LoupeDeck later went on to release the LoupeDeck Live S (without the bottom buttons) for $189, but it feels like they took too many swings and misses and this came too late.

Razer Stream Controller X, powered by LoupeDeck.
Razer Stream Controller X, powered by LoupeDeck.

What makes this Logitech acquisition even more awkward is that LoupeDeck had also partnered with Razer on the Razer Stream Controller and the Razer Stream Controller X.

The first Razer Stream Controller was literally just a LoupeDeck Live with Razer’s logo where LoupeDeck’s logo would go. No real hardware changes were present, the $269 price tag was unchanged, and it even used the LoupeDeck software. The Stream Controller “X” was more of a proper Stream Deck clone, using a different hardware vendor – but still using the LoupeDeck software.

Whether wearing the LoupeDeck or Razer name, the software support for these devices continued to stay behind the competition, making it hard for them to move the needle with grabbing up market share. Having used both the LoupeDeck+ and LoupeDeck Live, I believe support is more present than most potential buyers realize, but it’s hard to argue with the deep integrations, app store, and software maturity (can you believe it’s been 6 years since the Stream Deck released?!) of Elgato’s flagship device in this market.

While it’s clear that Razer was taking steps to make their own product over time – starting with sourcing a different hardware vendor willing to clone the Stream Deck – both of these products still rely on LoupeDeck software to function. It’s unclear how the Logitech acquisition might affect this, whether the software will conflict, or support will be dropped entirely. (Logitech’s previous acquisitions of companies like Blue Microphones have seen the manufacturer’s device support move into Logitech’s own software, which has not always gone well – with users reporting that Logitech’s software broke features like onboard headphone volume control of mics like the Blue Yeti Nano, for example.)

Razer Stream Controller, aka LoupeDeck Live
Maybe Razer’s logo will sell this better?

Theoretically, Loupedeck could still provide a basic software download on their website for users to use with their device indefinitely – or perhaps Razer has a more intricate licensing arrangement (such as with Belkin for their Orbweaver-based devices) that would survive this acquisition – but it’s definitely strange.
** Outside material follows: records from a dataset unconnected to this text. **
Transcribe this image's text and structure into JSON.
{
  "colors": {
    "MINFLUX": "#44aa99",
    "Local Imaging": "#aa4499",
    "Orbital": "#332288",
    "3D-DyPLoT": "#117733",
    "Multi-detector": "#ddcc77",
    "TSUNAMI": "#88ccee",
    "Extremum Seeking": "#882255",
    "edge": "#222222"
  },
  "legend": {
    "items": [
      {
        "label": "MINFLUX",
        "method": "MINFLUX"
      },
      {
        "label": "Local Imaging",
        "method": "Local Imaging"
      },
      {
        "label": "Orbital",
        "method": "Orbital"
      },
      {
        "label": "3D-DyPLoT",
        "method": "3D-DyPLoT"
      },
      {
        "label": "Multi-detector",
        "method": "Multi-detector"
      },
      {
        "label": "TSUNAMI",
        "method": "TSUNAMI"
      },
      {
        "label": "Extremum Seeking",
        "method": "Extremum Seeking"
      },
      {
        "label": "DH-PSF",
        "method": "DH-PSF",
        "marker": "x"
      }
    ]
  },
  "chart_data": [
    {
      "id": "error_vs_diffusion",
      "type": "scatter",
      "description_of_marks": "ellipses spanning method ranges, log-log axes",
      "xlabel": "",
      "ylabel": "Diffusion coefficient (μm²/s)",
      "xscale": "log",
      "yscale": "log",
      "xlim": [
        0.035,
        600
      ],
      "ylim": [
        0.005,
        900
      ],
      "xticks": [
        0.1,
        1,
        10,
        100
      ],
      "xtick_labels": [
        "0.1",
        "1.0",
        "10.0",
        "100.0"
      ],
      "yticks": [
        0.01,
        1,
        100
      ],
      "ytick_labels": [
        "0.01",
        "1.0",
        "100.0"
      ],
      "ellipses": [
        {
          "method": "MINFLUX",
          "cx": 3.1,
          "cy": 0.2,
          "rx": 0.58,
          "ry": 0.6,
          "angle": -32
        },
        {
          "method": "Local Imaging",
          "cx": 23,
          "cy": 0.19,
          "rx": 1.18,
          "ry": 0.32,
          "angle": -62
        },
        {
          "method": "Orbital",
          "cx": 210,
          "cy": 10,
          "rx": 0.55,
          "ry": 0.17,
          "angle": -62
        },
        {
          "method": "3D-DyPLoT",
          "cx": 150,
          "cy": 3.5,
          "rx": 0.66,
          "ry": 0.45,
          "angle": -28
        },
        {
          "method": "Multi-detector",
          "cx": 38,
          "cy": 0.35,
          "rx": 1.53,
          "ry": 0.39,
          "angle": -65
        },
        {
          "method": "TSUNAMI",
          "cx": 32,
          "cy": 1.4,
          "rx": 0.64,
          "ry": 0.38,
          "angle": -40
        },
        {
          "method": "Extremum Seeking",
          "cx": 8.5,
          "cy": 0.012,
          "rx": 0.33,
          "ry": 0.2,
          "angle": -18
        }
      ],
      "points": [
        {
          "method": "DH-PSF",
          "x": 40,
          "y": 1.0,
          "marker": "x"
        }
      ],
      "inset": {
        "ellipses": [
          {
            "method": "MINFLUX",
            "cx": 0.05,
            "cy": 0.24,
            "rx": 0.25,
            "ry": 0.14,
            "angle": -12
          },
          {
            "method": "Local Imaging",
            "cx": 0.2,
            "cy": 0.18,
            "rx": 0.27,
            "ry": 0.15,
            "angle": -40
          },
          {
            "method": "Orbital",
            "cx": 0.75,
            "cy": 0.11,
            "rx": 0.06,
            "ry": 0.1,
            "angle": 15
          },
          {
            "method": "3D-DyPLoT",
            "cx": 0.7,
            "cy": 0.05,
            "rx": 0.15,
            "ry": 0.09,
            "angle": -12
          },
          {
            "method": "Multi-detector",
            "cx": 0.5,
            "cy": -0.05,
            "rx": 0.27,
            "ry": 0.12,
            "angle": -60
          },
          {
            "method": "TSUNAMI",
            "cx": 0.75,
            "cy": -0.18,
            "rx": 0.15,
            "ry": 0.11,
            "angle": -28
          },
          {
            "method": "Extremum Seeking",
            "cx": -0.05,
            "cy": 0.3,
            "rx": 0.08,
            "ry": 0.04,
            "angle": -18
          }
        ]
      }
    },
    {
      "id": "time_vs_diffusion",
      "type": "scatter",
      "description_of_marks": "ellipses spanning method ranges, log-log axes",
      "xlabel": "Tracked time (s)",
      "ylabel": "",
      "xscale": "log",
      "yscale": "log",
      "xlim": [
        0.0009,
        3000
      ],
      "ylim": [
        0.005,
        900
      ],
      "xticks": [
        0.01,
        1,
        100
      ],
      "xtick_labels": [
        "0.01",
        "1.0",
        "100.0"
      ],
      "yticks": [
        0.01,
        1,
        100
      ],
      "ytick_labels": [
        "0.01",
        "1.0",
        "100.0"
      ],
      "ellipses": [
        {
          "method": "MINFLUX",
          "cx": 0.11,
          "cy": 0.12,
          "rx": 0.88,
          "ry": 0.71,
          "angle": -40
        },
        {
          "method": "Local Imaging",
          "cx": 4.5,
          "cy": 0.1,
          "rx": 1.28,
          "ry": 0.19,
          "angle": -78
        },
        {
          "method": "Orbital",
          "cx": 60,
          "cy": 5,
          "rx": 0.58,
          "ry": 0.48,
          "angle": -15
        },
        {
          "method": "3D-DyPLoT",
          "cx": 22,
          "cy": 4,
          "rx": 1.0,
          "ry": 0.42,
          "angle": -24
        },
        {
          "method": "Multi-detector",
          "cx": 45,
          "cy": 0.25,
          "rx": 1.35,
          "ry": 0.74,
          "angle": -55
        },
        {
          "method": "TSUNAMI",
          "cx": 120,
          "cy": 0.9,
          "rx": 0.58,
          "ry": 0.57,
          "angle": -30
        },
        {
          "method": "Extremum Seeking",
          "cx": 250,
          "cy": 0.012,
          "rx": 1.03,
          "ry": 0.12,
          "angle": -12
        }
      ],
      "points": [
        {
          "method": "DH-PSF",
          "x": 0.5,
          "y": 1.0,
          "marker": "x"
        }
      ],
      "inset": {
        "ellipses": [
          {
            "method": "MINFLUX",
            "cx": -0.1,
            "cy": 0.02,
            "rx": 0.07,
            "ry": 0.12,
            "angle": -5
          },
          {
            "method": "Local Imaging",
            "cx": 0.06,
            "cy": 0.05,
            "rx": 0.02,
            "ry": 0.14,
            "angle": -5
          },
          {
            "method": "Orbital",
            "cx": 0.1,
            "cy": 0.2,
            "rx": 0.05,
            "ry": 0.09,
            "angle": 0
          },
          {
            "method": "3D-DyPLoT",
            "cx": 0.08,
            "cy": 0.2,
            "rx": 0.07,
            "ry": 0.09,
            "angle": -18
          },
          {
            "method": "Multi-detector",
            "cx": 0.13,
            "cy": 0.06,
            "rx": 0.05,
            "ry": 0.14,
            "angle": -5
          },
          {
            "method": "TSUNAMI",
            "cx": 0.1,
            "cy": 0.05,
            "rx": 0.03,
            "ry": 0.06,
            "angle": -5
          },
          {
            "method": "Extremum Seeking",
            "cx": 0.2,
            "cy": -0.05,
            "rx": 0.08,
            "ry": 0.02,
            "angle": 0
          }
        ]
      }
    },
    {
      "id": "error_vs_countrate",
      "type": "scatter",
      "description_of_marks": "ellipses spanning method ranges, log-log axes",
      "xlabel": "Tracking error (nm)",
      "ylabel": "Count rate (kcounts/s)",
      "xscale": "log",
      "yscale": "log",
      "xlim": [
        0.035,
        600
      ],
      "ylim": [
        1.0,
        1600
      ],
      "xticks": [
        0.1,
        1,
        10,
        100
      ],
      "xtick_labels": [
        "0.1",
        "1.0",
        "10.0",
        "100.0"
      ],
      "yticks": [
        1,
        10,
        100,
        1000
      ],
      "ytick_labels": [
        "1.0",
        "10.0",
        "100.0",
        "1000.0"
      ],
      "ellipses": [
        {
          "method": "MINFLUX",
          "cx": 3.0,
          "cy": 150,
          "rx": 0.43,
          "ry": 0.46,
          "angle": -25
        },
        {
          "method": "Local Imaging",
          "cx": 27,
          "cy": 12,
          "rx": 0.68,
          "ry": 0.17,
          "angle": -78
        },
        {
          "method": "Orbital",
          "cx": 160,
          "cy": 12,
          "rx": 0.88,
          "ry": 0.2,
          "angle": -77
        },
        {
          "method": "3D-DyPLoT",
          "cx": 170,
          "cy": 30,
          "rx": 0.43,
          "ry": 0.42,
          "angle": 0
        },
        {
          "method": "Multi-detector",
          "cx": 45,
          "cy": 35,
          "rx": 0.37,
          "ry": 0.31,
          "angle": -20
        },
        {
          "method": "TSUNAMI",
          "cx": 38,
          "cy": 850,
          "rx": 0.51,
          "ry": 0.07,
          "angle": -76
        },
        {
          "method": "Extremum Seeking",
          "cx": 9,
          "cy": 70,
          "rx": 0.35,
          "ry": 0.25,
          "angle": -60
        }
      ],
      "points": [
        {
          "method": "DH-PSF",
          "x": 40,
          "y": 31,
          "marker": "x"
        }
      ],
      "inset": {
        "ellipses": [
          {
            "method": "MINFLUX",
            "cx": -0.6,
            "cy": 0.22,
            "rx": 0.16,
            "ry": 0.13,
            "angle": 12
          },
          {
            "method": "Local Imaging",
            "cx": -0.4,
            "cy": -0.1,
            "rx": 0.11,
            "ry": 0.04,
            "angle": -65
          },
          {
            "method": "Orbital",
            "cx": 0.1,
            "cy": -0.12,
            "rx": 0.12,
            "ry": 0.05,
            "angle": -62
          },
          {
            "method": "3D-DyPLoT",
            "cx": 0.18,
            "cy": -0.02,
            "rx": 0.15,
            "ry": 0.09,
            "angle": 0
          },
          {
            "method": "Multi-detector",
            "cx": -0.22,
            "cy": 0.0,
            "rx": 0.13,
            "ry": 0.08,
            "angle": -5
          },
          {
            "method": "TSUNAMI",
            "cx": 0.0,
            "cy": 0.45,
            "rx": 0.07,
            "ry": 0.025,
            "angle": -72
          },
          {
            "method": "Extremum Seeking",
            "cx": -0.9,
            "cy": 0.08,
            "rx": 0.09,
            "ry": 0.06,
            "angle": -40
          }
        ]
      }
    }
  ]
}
Logitech and Razer are definitely competing companies at this point.

It also remains to be seen how Logitech will actually be able to make a profit from this company, when LoupeDeck couldn’t. Logitech is king of making impossibly-cheap devices (like their webcams) at the sacrifice of everything else, though, so perhaps they find a way. It might just result in the products being a shell of their former selves.